Something [besides his resemblance to Obama] accounts for Mr. Rubio's rise from a blip in polls against the popular governor in his party, to the runaway favorite tomorrow. He appealed as a different sort of Republican. He kept his pitch upbeat, shunned personal attacks, worked hard to widen support without apologizing for his conservatism, and more noticeably than anyone in this race ran on an unabashed and constantly invoked faith in American exceptionalism.
Bill Clinton sure noticed his success, and recently the former president threw a Hail Mary to stop him by nudging Kendrick Meek—the Democratic nominee who won a contested primary—to leave the race. The deal was intended to get Democrats behind Charlie Crist, who in April fled the GOP in the wake of the Rubio stampede to run as an independent and now stands in second place. Mr. Meek refused, leading the Clinton and Crist camps to get the story out last Thursday night to sap his support. Mr. Crist kept up the charge, calling Mr. Rubio "a tea party extremist" and "right-wing radical." Throughout this race, Mr. Rubio has inspired venom.
His response stayed in campaign character. He didn't call out any of the antagonists by name and repeated everywhere that "this story" showed what's wrong with insider Washington politics. His rallies are largely free of common GOP swipes at Obama, Pelosi and Reid. It's mostly earnest talk of governing philosophies and America's virtues.
Kaminski goes on to register some of Rubio's more attractive traits, other than being the non-scumsucker-Crist in the Senate Campaign:
The GOP's cranky side seems to bother him. He argues that the Republican Party needs to offer up clear alternatives to liberal policy, not just say no, and brighten its tone along the way. Take immigration. "Where Republicans have failed: We should be the pro-legal immigration party, not the anti- illegal immigration party," he says. If he wins, Mr. Rubio will be the most prominent elected Hispanic official in the U.S. from either party.
The immigrant experience provides the raw material for his most resonant message. Mr. Rubio's parents fled Cuba and worked blue- collar jobs all their lives. He paid his way through college and law school.
"The only privilege that I was born with was to be a citizen of the greatest nation in human history," he tells a breakfast crowd of supporters at the Original Pancake House in Palm Beach Gardens. "What makes America great is that anyone from anywhere can accomplish anything." The Obama agenda puts this unique inheritance in jeopardy, he says. Yet he keeps it all upbeat, inclusive, and to many people who see him in person, Reagan-esque.

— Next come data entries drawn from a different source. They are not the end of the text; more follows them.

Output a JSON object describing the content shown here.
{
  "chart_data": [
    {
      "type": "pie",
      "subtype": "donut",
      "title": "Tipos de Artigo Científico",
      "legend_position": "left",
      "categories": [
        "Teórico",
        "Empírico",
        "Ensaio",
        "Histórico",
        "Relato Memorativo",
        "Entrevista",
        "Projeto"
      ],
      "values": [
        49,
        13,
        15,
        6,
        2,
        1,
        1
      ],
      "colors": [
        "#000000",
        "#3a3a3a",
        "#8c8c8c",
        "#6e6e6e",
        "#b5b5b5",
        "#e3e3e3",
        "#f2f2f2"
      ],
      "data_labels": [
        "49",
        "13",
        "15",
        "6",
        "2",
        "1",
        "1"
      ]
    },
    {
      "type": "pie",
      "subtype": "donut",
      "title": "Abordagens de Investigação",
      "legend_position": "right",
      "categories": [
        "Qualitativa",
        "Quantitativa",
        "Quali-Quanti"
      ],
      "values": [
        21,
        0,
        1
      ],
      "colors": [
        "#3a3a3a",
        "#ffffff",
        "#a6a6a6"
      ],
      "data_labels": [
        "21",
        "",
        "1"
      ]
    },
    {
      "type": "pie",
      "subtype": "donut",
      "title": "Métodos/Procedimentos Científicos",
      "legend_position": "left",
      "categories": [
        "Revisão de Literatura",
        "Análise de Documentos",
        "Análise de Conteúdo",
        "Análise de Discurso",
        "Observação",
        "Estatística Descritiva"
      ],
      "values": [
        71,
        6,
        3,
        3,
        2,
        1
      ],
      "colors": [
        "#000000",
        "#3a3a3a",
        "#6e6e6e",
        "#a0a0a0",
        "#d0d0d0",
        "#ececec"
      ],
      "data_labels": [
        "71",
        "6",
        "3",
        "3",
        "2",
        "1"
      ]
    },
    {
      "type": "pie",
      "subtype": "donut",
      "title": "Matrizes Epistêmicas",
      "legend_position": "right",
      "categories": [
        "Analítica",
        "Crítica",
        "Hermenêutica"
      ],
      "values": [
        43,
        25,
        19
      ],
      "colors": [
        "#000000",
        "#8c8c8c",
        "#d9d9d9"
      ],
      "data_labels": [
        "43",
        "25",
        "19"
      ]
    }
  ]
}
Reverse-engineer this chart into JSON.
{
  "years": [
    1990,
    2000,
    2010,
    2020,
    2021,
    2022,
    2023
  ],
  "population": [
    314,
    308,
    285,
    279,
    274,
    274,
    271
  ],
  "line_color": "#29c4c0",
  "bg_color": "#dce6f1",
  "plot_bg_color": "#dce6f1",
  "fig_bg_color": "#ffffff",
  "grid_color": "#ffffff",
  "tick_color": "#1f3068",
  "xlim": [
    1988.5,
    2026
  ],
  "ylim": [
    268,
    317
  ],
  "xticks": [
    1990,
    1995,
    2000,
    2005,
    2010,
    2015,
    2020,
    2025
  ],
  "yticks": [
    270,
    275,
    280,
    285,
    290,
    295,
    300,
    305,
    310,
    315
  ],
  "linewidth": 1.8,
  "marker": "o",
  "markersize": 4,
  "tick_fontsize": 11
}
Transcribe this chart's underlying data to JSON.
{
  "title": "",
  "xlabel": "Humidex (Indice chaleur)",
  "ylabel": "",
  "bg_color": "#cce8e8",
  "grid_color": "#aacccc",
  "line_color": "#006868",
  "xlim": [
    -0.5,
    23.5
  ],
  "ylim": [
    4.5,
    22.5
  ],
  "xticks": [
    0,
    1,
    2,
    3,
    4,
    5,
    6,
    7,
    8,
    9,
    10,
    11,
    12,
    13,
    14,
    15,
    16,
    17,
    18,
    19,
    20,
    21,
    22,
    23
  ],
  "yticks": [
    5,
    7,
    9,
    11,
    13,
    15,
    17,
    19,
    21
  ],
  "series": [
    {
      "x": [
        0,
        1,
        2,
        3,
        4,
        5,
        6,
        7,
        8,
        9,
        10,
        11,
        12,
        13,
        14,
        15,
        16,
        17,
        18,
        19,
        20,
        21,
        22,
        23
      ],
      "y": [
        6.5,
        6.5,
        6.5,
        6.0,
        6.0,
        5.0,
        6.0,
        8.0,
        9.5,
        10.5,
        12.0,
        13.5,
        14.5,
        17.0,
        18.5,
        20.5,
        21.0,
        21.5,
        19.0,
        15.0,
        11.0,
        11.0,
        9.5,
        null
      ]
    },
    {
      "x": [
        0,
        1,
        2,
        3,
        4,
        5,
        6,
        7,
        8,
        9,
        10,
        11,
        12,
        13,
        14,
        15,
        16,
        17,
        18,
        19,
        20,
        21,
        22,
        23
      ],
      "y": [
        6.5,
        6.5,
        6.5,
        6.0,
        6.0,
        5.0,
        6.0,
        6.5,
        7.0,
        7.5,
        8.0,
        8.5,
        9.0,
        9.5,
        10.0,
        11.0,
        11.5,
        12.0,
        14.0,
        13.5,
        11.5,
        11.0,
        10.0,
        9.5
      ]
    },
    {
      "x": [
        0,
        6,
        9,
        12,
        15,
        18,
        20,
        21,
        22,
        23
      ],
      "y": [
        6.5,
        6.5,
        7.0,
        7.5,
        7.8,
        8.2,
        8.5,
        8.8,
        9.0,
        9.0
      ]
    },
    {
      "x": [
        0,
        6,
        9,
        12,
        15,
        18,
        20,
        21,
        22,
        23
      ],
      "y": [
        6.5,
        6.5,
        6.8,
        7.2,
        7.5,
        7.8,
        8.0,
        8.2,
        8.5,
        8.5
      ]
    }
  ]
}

"He's the only guy I know on the scene today who makes grown men cry," says Jeb Bush. Mr. Rubio is a political protégé of the former Republican governor. They share a preference for (in Mr. Bush's words) "hopeful aspirationalism" to broaden the party's appeal. He adds, laughing, that the younger man is a "much better speaker than I am."
Thank God Florida isn't California, although Rubio does come across like a much younger Reagan in his inclusiveness and lack of eagerness to slander and defame his opponents, two things lacking in scumsucker-parasite Crist.
The years in Florida politics leave some blemishes. The Crist campaign pushed the story that Mr. Rubio misused a party credit card, among other ethical lapses. None of it stuck, to the frustration of Democratic strategists, who insist that in any other year the allegations would have sunk him. Rubio advisers say at worst they amount to sloppy accounting on his part. But these charges will follow him beyond Tuesday, assuming his own aspirations are larger.
Mr. Rubio waves off the national attention as "fleeting most of the time." "Politics is full of one-hit wonders," he says. He adds that his focus is only on tomorrow. But his lead—at 19 points in the Real Clear Politics average of the polls—looks insurmountable. It might be noted that the race for governor, by contrast, is a toss-up.
Who knows what sort of senator Mr. Rubio might make, or how politics will play out in coming years. He has never met or spoken with Sarah Palin, who backed him. But with the political persona unveiled in this campaign, it's not hard to imagine him taking her place as the Republican in America who turns the most heads. For many people to his left, that's a scary prospect.
If you want some kicks, just go over to the comments pages of blogs like TPMDC or Daily Kos. I hope that the steam coming out of their ears will eventually blow their heads to smithereens as Rubio becomes a national candidate in 2012.